One thing I wonder about, writing a cooking blog, is how much I can reproduce someone else’s recipe before stepping over the ethical line into plagiarism. On the one hand, as a former professional writer, I greatly respect copyright protection as a means for writers to earn a living from their craft (although I do think copyright can be taken to excess, but I digress). On the other hand, there is a grand tradition of passing recipes around, adapting them and combining them, so that the original author is pretty much lost in the process.
Technically, as best as I can parse copyright law (which is notoriously difficult for even a lawyer to understand), a list of ingredients cannot be copyrighted but the literary expression used in writing the directions may be.

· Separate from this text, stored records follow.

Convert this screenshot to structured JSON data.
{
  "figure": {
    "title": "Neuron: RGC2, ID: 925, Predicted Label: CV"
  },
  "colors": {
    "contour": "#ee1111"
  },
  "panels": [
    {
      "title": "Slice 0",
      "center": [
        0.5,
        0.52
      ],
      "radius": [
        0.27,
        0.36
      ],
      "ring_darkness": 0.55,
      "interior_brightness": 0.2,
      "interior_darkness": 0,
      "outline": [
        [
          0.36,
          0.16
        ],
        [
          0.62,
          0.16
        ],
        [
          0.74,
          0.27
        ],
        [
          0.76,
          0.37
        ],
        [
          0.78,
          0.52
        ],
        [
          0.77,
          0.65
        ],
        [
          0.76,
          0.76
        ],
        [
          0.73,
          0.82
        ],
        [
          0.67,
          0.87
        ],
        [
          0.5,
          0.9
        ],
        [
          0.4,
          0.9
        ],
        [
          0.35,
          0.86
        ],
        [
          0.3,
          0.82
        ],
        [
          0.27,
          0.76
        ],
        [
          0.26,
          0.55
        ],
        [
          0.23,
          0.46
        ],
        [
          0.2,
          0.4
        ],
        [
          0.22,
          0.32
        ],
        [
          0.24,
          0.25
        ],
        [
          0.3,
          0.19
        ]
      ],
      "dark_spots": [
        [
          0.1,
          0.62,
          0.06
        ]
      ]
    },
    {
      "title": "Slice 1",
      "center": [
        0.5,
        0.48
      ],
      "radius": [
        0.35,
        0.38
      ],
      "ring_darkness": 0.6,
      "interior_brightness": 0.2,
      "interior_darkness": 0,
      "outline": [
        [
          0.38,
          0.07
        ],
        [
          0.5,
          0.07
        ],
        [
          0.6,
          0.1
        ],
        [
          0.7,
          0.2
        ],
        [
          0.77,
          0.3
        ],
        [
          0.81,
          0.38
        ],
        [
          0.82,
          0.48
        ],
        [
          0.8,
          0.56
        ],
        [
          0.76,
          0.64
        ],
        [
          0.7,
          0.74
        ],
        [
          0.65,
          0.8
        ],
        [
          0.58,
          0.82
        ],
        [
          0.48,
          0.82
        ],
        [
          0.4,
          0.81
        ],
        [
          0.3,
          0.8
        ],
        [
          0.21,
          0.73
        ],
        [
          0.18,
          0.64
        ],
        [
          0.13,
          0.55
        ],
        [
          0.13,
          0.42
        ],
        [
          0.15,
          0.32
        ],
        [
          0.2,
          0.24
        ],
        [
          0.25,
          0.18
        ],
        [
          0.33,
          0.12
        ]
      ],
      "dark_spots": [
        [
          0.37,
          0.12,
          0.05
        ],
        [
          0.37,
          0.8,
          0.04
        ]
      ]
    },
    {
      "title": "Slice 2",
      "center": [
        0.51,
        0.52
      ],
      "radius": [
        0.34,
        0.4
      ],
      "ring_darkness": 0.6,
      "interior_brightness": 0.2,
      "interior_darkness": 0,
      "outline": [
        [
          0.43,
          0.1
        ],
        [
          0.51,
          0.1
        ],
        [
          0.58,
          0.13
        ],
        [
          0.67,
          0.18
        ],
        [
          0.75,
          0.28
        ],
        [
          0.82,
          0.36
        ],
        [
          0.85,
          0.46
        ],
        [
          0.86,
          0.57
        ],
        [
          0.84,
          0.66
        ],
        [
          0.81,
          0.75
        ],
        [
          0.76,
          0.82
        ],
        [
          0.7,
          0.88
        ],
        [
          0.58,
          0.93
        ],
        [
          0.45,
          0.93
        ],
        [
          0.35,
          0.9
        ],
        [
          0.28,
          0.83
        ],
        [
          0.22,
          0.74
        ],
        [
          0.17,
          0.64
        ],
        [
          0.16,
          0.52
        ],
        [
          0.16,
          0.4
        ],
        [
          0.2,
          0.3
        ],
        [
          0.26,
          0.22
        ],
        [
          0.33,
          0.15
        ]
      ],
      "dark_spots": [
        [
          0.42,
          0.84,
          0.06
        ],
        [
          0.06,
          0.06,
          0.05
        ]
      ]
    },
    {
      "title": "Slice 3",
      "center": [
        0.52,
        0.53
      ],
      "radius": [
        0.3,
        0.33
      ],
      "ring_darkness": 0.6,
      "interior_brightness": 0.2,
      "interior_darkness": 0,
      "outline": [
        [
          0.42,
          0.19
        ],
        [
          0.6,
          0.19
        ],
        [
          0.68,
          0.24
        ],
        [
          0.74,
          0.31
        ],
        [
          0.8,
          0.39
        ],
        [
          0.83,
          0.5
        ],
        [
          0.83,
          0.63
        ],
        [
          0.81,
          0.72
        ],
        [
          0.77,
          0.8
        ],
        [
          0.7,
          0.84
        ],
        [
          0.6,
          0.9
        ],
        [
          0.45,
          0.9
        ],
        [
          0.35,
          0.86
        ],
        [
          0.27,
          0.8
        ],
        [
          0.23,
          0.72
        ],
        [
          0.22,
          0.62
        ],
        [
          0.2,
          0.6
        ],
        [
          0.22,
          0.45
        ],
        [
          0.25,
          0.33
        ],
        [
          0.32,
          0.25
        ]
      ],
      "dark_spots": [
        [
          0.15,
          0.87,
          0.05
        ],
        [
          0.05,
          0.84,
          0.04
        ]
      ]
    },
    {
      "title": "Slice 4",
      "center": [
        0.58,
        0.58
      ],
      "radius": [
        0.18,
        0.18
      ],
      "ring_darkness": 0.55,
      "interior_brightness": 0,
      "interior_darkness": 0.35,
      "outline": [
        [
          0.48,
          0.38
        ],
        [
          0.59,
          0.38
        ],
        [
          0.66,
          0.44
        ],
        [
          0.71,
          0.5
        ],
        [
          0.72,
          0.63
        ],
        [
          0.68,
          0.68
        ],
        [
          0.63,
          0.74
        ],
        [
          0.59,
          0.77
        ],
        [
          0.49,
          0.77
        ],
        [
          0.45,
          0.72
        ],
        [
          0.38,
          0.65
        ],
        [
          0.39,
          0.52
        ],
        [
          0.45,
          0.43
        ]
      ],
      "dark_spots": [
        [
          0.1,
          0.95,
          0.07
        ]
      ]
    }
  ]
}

I take this to mean that the creativity comes not so much in figuring out what goes into the recipe but how to talk about executing the recipe. If your recipe is very interesting to read, it’s probably more copyright-able.
I personally would never claim to have invented an entirely original recipe. Although I frequently come up with my own recipes, those are based on lots of reading and cooking, learning techniques and ways to combine ingredients. Sometimes I try a recipe but adapt it as I go along and like the results, so I want to keep the adaptations for later reference, or maybe share it with someone else. I can’t see anything wrong with that.
Where I personally would draw the line is reproducing a recipe word for word. That’s why, when I post recipes on this blog, I use my own recipe format — it ensures that I’m going to do some rewriting. I also generally change the ingredients somewhat, adapting them to my own tastes or adjusting the amounts based on my cooking experience. That way, while I wouldn’t claim the recipe as a Shannon original, I can at least say that I didn’t plagiarize it. Often when I’m learning a new technique or recipe, I follow the directions exactly. In those cases, I don’t reproduce the recipe but rather reference the source, so you know where to find it if you’d like to try it too.
However, I’m not going to fault anyone who does copy recipes to share, especially if it’s one recipe from a collection in a cookbook and the person is not trying to make a profit off of it. Claiming that any recipe is entirely unique to its author is rather spurious, I think, given the thousands of years of cooking history. (Unless you’re talking about watermelon and gorgonzola “gnocchi,” but no one would want to share that recipe anyway.) I would prefer knowing the source anyway, because if I like the recipe, I’m likely to buy the cookbook. I like cookbooks a lot.
So in these rather murky waters, I tend to err well on the side of caution. But I appreciate all the recipes my fellow bloggers post. And when I’ve had the opportunity to ask a chef for a favorite recipe, most have not hesitated. So I think among most chefs the tendency is to be open and share, rather than to try to keep a stranglehold on the ownership of their recipes. After all, like many living things, good recipes want to go out and propagate.